Are notes on lines included as comments or is that meta information exclusive to the github interface?

jdalt commented 11 years ago

Do we want to develop more structure now in the app/assests/javascripts/ directory for Angular (by creating directories for modules, controllers, services,...) or should we just refactor that once the files count grows?

unsay commented 11 years ago

@jdalt Comments are all GitHub only. The git repo doesn't concern itself with the noise we create. :)

unsay commented 11 years ago

Regarding organization, it seems the recommended approach is to have directories by feature with modules, controllers, services. I'm still learning and figuring it out. Up for anything at this point. I imagine we'll probably be refactoring this somehow.

unsay commented 11 years ago

I'm reading up on testing in Angular. Would prefer to have those before this is merged to master.

jdalt commented 11 years ago

I get an error when trying to submit to the forms. For the profiles form I get:

No route matches [POST] "/profiles/edit.ng"

1) Should we fix these forms before merging the pull request? 2) Should we setup a javascript testing environment before going much further? I assume this would integrate with Travis CI and then we would know the forms are working with angular and passing all tests.

unsay commented 11 years ago

Have you pulled recently? I fixed that. I missed a route.

I think tests before merging to master are important. So let's not. I would rather have "working software".

jdalt commented 11 years ago

@unsay

I did a git pull on the angular_feature branch and a git fetch origin, and I believe everything is up to date.

On my local test server I'm unable to submit forms with angular--both cause the browser to post and fail to recognize the ng-submit="submit" in messages.html.haml and my copy of profile.html.haml lacks an ng-submit directive.

The browser submission occurs because angular will only prevent the default submit behavior if the action attribute doesn't exist. I was unable to find out how to remove the action in the Simple Form documentation or even the default rails form helpers. This seems like it should be possible but if it isn't we'll be rolling our own forms or form helpers to play nice with angular.

unsay commented 11 years ago

Bah. I think I left something important out. I'll check over lunch. :S Sorry about that.

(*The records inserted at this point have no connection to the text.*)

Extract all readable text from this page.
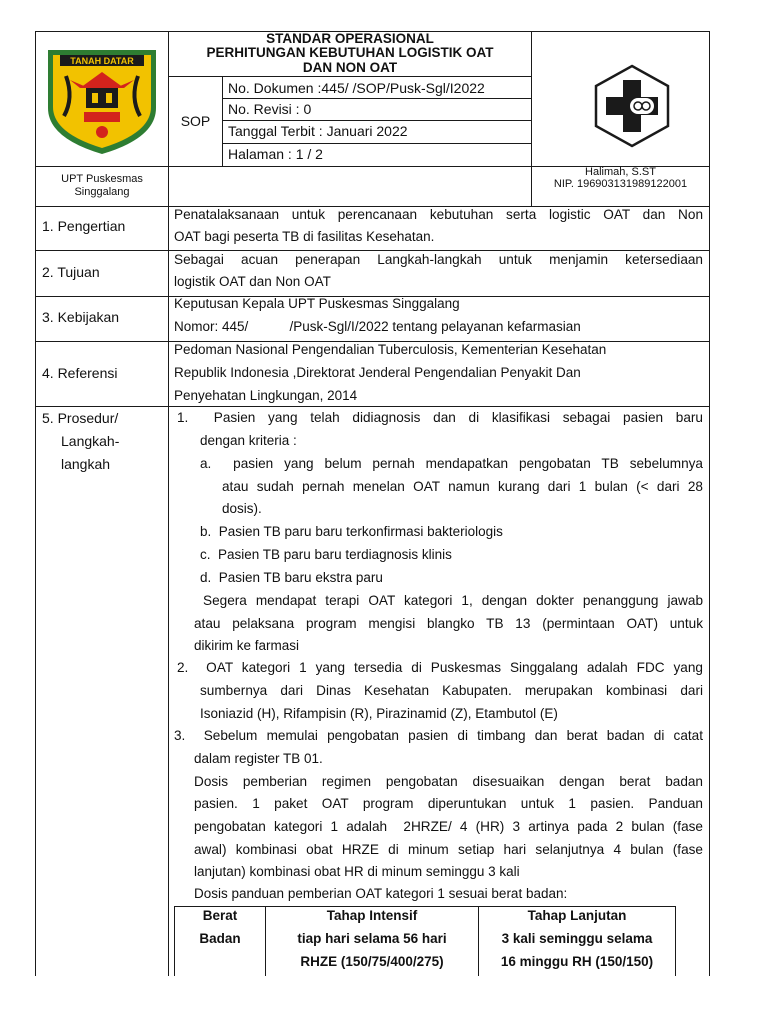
TANAH DATAR
STANDAR OPERASIONAL
PERHITUNGAN KEBUTUHAN LOGISTIK OAT
DAN NON OAT
SOP
No. Dokumen :445/ /SOP/Pusk-Sgl/I2022
No. Revisi : 0
Tanggal Terbit : Januari 2022
Halaman : 1 / 2
UPT Puskesmas
Singgalang
Halimah, S.ST
NIP. 196903131989122001
1. Pengertian
Penatalaksanaan untuk perencanaan kebutuhan serta logistic OAT dan Non
OAT bagi peserta TB di fasilitas Kesehatan.
2. Tujuan
Sebagai acuan penerapan Langkah-langkah untuk menjamin ketersediaan
logistik OAT dan Non OAT
3. Kebijakan
Keputusan Kepala UPT Puskesmas Singgalang
Nomor: 445/           /Pusk-Sgl/I/2022 tentang pelayanan kefarmasian
4. Referensi
Pedoman Nasional Pengendalian Tuberculosis, Kementerian Kesehatan
Republik Indonesia ,Direktorat Jenderal Pengendalian Penyakit Dan
Penyehatan Lingkungan, 2014
5. Prosedur/
Langkah-
langkah
1.  Pasien yang telah didiagnosis dan di klasifikasi sebagai pasien baru
dengan kriteria :
a.  pasien yang belum pernah mendapatkan pengobatan TB sebelumnya
atau sudah pernah menelan OAT namun kurang dari 1 bulan (< dari 28
dosis).
b.  Pasien TB paru baru terkonfirmasi bakteriologis
c.  Pasien TB paru baru terdiagnosis klinis
d.  Pasien TB baru ekstra paru
Segera mendapat terapi OAT kategori 1, dengan dokter penanggung jawab
atau pelaksana program mengisi blangko TB 13 (permintaan OAT) untuk
dikirim ke farmasi
2.  OAT kategori 1 yang tersedia di Puskesmas Singgalang adalah FDC yang
sumbernya dari Dinas Kesehatan Kabupaten. merupakan kombinasi dari
Isoniazid (H), Rifampisin (R), Pirazinamid (Z), Etambutol (E)
3.  Sebelum memulai pengobatan pasien di timbang dan berat badan di catat
dalam register TB 01.
Dosis pemberian regimen pengobatan disesuaikan dengan berat badan
pasien. 1 paket OAT program diperuntukan untuk 1 pasien. Panduan
pengobatan kategori 1 adalah  2HRZE/ 4 (HR) 3 artinya pada 2 bulan (fase
awal) kombinasi obat HRZE di minum setiap hari selanjutnya 4 bulan (fase
lanjutan) kombinasi obat HR di minum seminggu 3 kali
Dosis panduan pemberian OAT kategori 1 sesuai berat badan:
Berat
Badan
Tahap Intensif
tiap hari selama 56 hari
RHZE (150/75/400/275)
Tahap Lanjutan
3 kali seminggu selama
16 minggu RH (150/150)
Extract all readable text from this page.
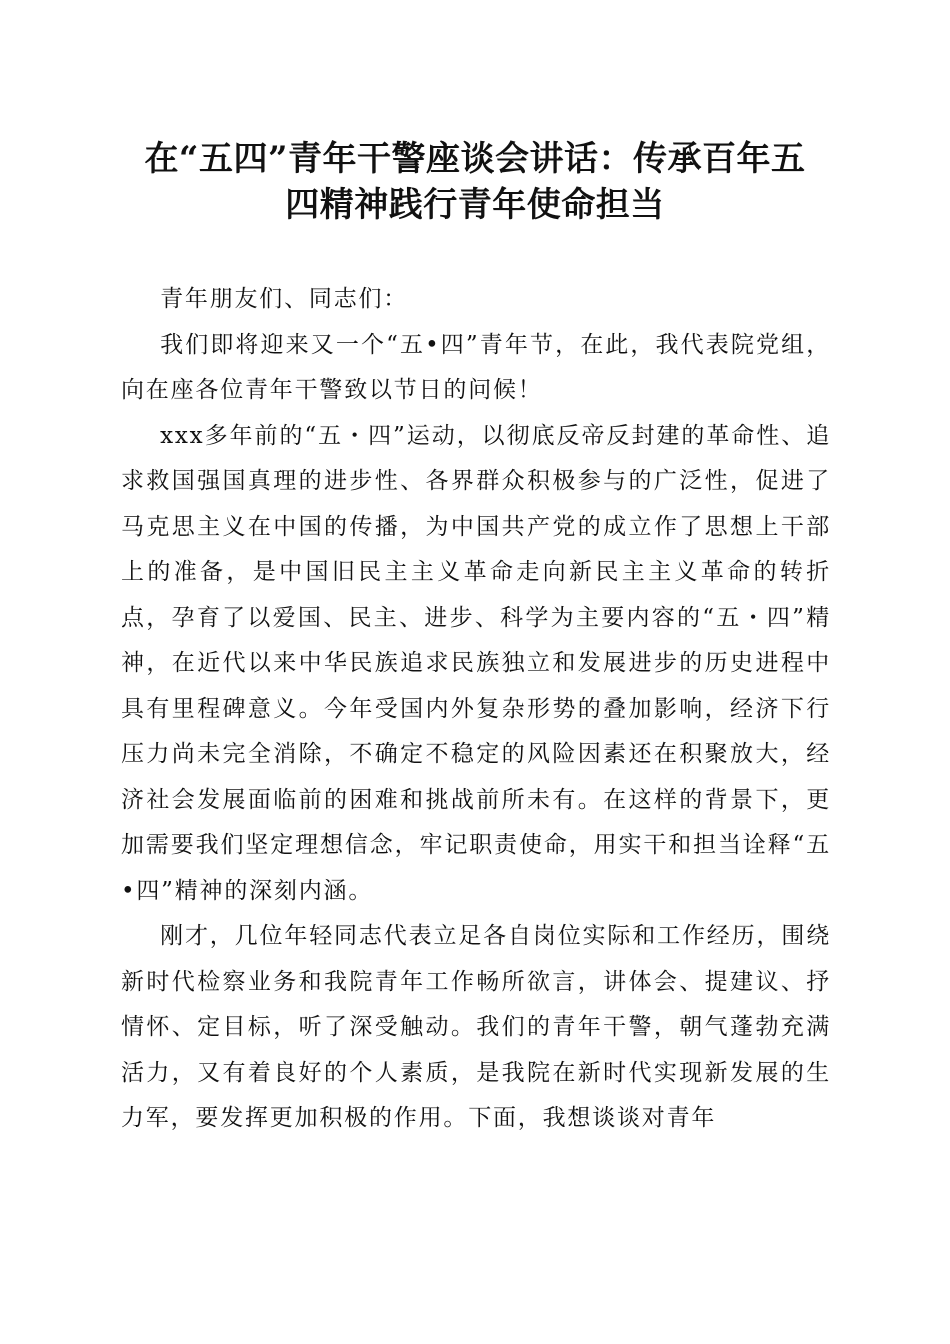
在“五四”青年干警座谈会讲话：传承百年五
四精神践行青年使命担当

青年朋友们、同志们：

我们即将迎来又一个“五•四”青年节，在此，我代表院党组，向在座各位青年干警致以节日的问候！

xxx多年前的“五・四”运动，以彻底反帝反封建的革命性、追求救国强国真理的进步性、各界群众积极参与的广泛性，促进了马克思主义在中国的传播，为中国共产党的成立作了思想上干部上的准备，是中国旧民主主义革命走向新民主主义革命的转折点，孕育了以爱国、民主、进步、科学为主要内容的“五・四”精神，在近代以来中华民族追求民族独立和发展进步的历史进程中具有里程碑意义。今年受国内外复杂形势的叠加影响，经济下行压力尚未完全消除，不确定不稳定的风险因素还在积聚放大，经济社会发展面临前的困难和挑战前所未有。在这样的背景下，更加需要我们坚定理想信念，牢记职责使命，用实干和担当诠释“五•四”精神的深刻内涵。

刚才，几位年轻同志代表立足各自岗位实际和工作经历，围绕新时代检察业务和我院青年工作畅所欲言，讲体会、提建议、抒情怀、定目标，听了深受触动。我们的青年干警，朝气蓬勃充满活力，又有着良好的个人素质，是我院在新时代实现新发展的生力军，要发挥更加积极的作用。下面，我想谈谈对青年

jdalt commented 11 years ago

I feel like there's a couple complications and cruft things we need to iron out. We have a user and a profile model/object which in my mind don't really have a clear delineation of responsibility. Also, after integrating Persona, we have fields on user which should probably store Persona information rather than a crypted_password and salt which seem like the legitimate responsibility of Persona (we probably need a field for a Persona token). Thoughts?

unsay commented 11 years ago

@jdalt Agreed. I'll clean up in a few.

  1. Get rid of the sorcery turds as I'd like to use Persona.
  2. Rename Profile to Address.
  3. Move address fields from User to Address.

The only thing we get from Persona is the email address. Authentication is completely out of our hands. No salt.

We'll need an additional screen for new user to update their "profile" which is first/last name and and address.

Eventually, I'd like to support multiple addresses (formerly profiles).

jdalt commented 11 years ago

@unsay

Awesome. I agree on all these accounts.

However I'm curious as to how we do authorization (like editing one's address) when persona only gives us an email address.

What piece of shared information (between client and server) guarantees that the email address verified by persona is the same individual calling the api (through an angular xhr or otherwise)?

Obviously we can't rely on client side code for authorization.

unsay commented 11 years ago

@jdalt I'm going to cull out the ideas into separate issues so we can discuss independently and not make this thread longer. Will also create issues for must haves in order to merge this in to master.